As you might have guessed, it depends. Here are the things you should consider:

  • Define the metrics you want to optimize for and their thresholds. An mAP@0.50:0.95 of 40%, as shown above, may seem low, but it is quite capable. On the other hand, an accuracy score, meaning the ratio of correct predictions, of 40% is quite bad. So be sure to understand what your chosen metrics actually represent.
  • Tune the thresholds to your application. Different applications prioritize different metrics and thresholds, as illustrated above. If you are making a cancer detector, you really do not want to miss a positive case. On the other hand, if you are counting cars from a traffic camera, missing a car partially covered by a bus may not be the end of the world. The lower the requirements of your application, the more leeway you have with the other decisions here.
  • Select the appropriate hardware.
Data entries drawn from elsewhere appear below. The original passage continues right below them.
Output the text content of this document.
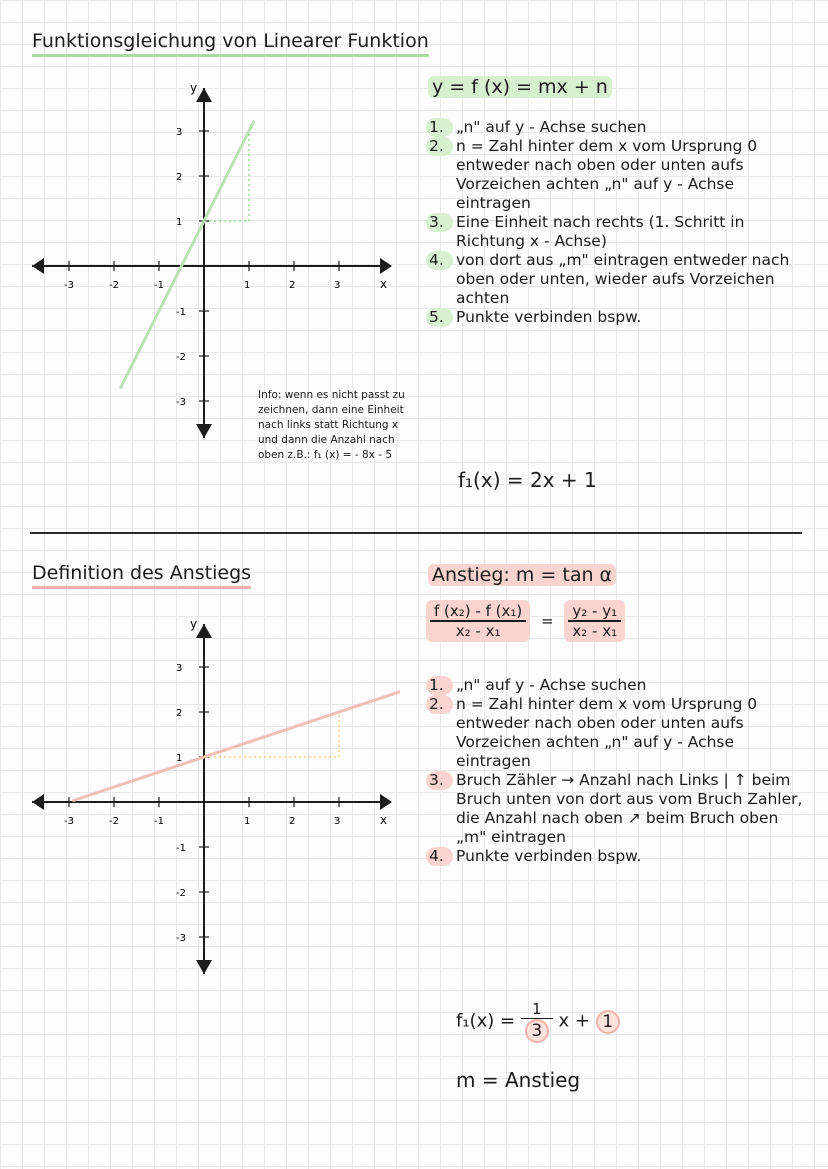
Funktionsgleichung von Linearer Funktion
x
y
-3	-2	-1	1	2	3
3
2
1
-1
-2
-3
Info: wenn es nicht passt zu zeichnen, dann eine Einheit nach links statt Richtung x und dann die Anzahl nach oben z.B.: f₁ (x) = - 8x - 5
y = f (x) = mx + n
1. „n" auf y - Achse suchen
2. n = Zahl hinter dem x vom Ursprung 0 entweder nach oben oder unten aufs Vorzeichen achten „n" auf y - Achse eintragen
3. Eine Einheit nach rechts (1. Schritt in Richtung x - Achse)
4. von dort aus „m" eintragen entweder nach oben oder unten, wieder aufs Vorzeichen achten
5. Punkte verbinden bspw.
f₁(x) = 2x + 1
Definition des Anstiegs
x
y
-3	-2	-1	1	2	3
3
2
1
-1
-2
-3
Anstieg: m = tan α
$\frac{\text{f (x₂) - f (x₁)}}{\text{x₂ - x₁}} = \frac{\text{y₂ - y₁}}{\text{x₂ - x₁}}$
1. „n" auf y - Achse suchen
2. n = Zahl hinter dem x vom Ursprung 0 entweder nach oben oder unten aufs Vorzeichen achten „n" auf y - Achse eintragen
3. Bruch Zähler → Anzahl nach Links | ↑ beim Bruch unten von dort aus vom Bruch Zahler, die Anzahl nach oben ↗ beim Bruch oben „m" eintragen
4. Punkte verbinden bspw.
$f_1(x) = \frac{1}{3}$ x + 1
m = Anstieg
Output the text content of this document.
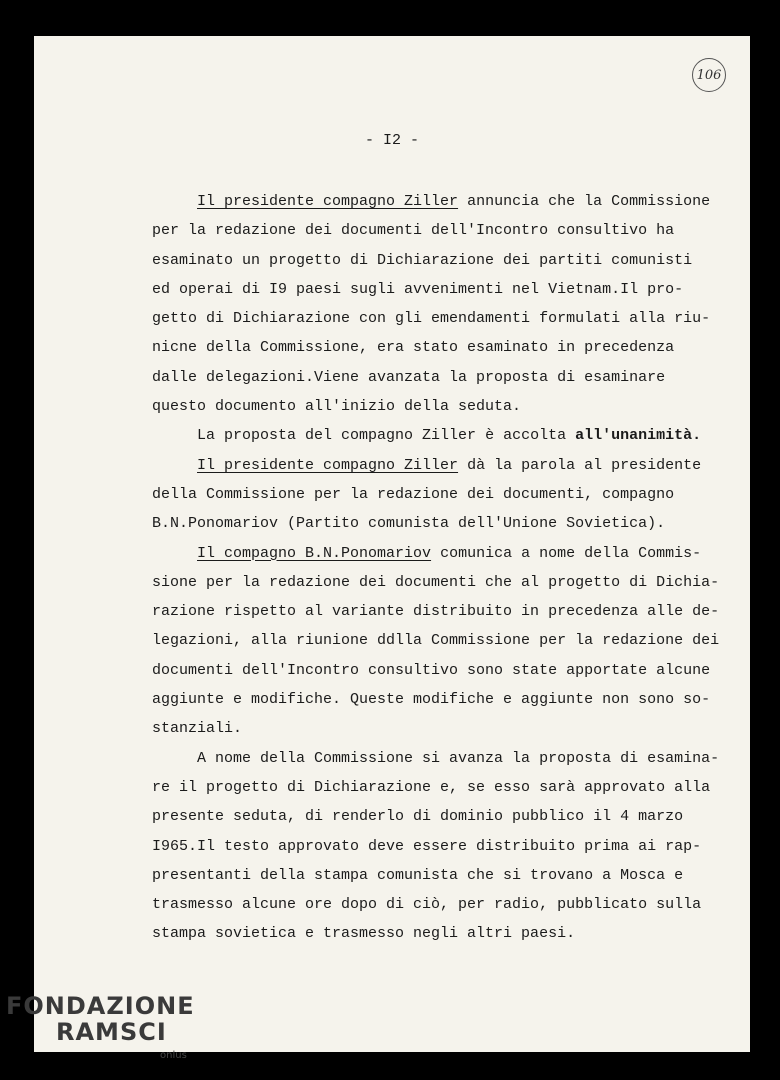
106
- I2 -
Il presidente compagno Ziller annuncia che la Commissione
per la redazione dei documenti dell'Incontro consultivo ha
esaminato un progetto di Dichiarazione dei partiti comunisti
ed operai di I9 paesi sugli avvenimenti nel Vietnam.Il pro-
getto di Dichiarazione con gli emendamenti formulati alla riu-
nicne della Commissione, era stato esaminato in precedenza
dalle delegazioni.Viene avanzata la proposta di esaminare
questo documento all'inizio della seduta.
La proposta del compagno Ziller è accolta all'unanimità.
Il presidente compagno Ziller dà la parola al presidente
della Commissione per la redazione dei documenti, compagno
B.N.Ponomariov (Partito comunista dell'Unione Sovietica).
Il compagno B.N.Ponomariov comunica a nome della Commis-
sione per la redazione dei documenti che al progetto di Dichia-
razione rispetto al variante distribuito in precedenza alle de-
legazioni, alla riunione ddlla Commissione per la redazione dei
documenti dell'Incontro consultivo sono state apportate alcune
aggiunte e modifiche. Queste modifiche e aggiunte non sono so-
stanziali.
A nome della Commissione si avanza la proposta di esamina-
re il progetto di Dichiarazione e, se esso sarà approvato alla
presente seduta, di renderlo di dominio pubblico il 4 marzo
I965.Il testo approvato deve essere distribuito prima ai rap-
presentanti della stampa comunista che si trovano a Mosca e
trasmesso alcune ore dopo di ciò, per radio, pubblicato sulla
stampa sovietica e trasmesso negli altri paesi.
FONDAZIONE
RAMSCI
onlus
This decision will control which models you can use, as well as the cost and scale of your deployment. While a datacenter-grade H100 GPU can run a wide range of models, it is expensive, power-hungry, and will not fit into most edge deployments. So it may be wiser to use a specialized AI accelerator, TPU, NPU, or similar hardware.
  • Find or train the model you want to use. You will likely want to use the model that performs best on the metrics you have picked and also runs efficiently on the hardware you selected. For example, if you wanted to deploy an object detector to a network of CCTV cameras at the edge, you probably could not run a model like YOLO26 x-large on them. Compromising with YOLO26 nano or small would be wise.

Conclusion

We hope this article has given you a practical sense of the key considerations involved in building and deploying an AI application. As with any interesting engineering problem, accuracy is not a single number to maximize blindly. It depends on the task, the metric, the data, the model, and the deployment constraints.

Whether you are tinkering at home or developing a large-scale deployment, making these decisions intentionally will help you choose the right model, the right metrics, and the right hardware for your application.